– Значит, вы все-таки верите в невиновность Нижинского?
– Он еще мальчик, который не научился врать… Он безусловно чрезмерно капризен. Но он не стал бы мне врать.
– Кто придумал поставить «Послеполуденный отдых фавна»?
– Я. Мы были в Венеции, на площади Св. Марка. Этот город на воде всегда вдохновлял меня. Обсуждая римскую живопись, я принял ряд поз между колоннами дворца. Вацлаву эти позы напомнили фрески и вазовую роспись. Потом мы поговорили с Бакстом, и я решил купить музыку Клода Дебюсси… Так и началась история этого балета, – Дягилев оперся обеими руками на свою трость и улыбнулся.
– А почему вы не доверили его постановку Фокину? Он же официальный хореограф вашей антрепризы.
– Я вижу, что вы уже успели поговорить с Мишей? – Улыбка с лица импресарио стерлась. – Он очень талантлив, но всегда занят. Мне не хотелось его нагружать новым балетом.
– Но Фокин говорит, что вы специально делаете все возможное, чтобы не показывать публике «Дафниса и Хлою», – сказал Ленуар.
– Фокин вообще очень много разного говорит. Никаких препон я ему не создавал. Его спектакль мы должны были поставить еще в прошлом году, но поставили «Нарцисса». А все из-за того, что Равель не успел сочинить музыку! Пришлось просить Черепнина выручить нас и написать другой балет.
– А срыв репетиций? Фокин утверждает, что «Дафнис и Хлоя» – самый важный для него балет, а вы постоянно откладываете премьеру, – продолжал атаковать вопросами Ленуар.

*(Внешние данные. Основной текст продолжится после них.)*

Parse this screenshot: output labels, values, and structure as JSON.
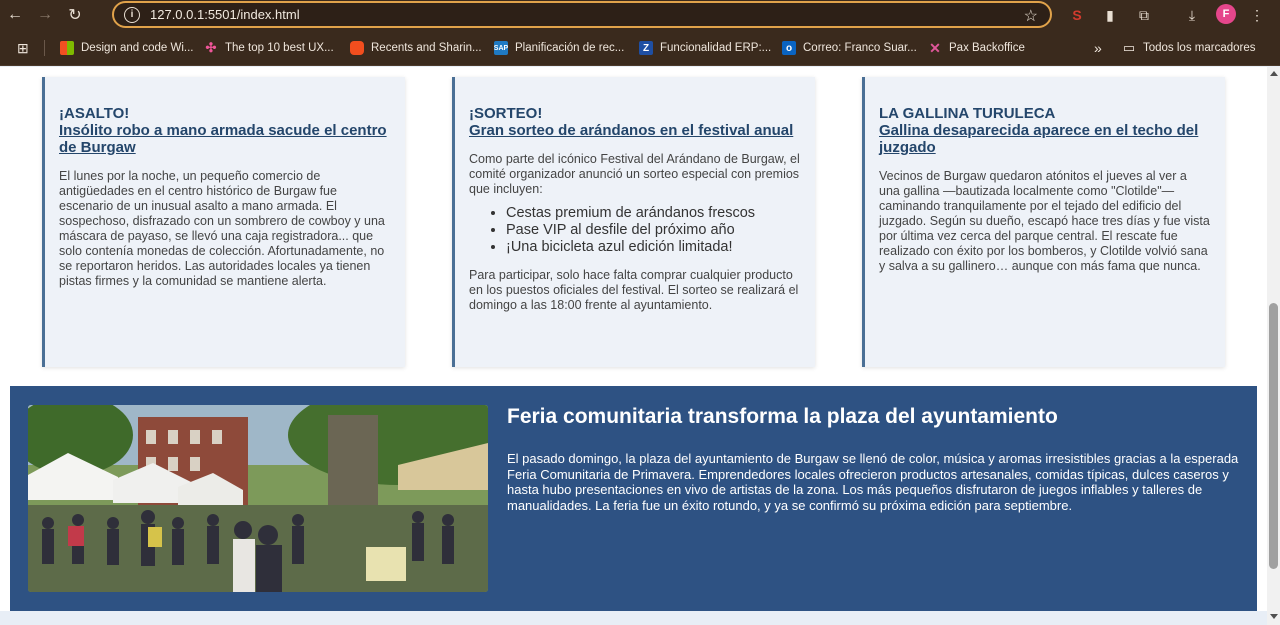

– У Фокина столько же репетиций, сколько обычно дают на подготовку балета. А по поводу переноса дат… Как я могу переносить даты «Дафниса и Хлои», если балет до сих пор до конца не поставлен? Осталась неделя до премьеры, а последняя часть еще не готова даже в общем рисунке! – Дягилев поднял в негодовании руку. Она дрожала. – От меня всем что-то нужно. Как я устал от капризов этих избалованных детей! Анна Павлова хочет денег и аплодисментов, Фокин мечтает о всемирном признании, Нижинский задумал новую революцию в балете… Все они бросают мне в лицо какие-то требования, а сами боятся своей тени.
Ленуар помолчал, а потом задал следующий вопрос:
– О поклонниках творчества Анны Павловой я знаю. У балерин всегда есть своя свита балетоманов. А у Нижинского много поклонников? Может, убийцей стал один из почитателей его искусства?
У Дягилева выпал из глаза монокль, и он поспешно вернул его на законное место.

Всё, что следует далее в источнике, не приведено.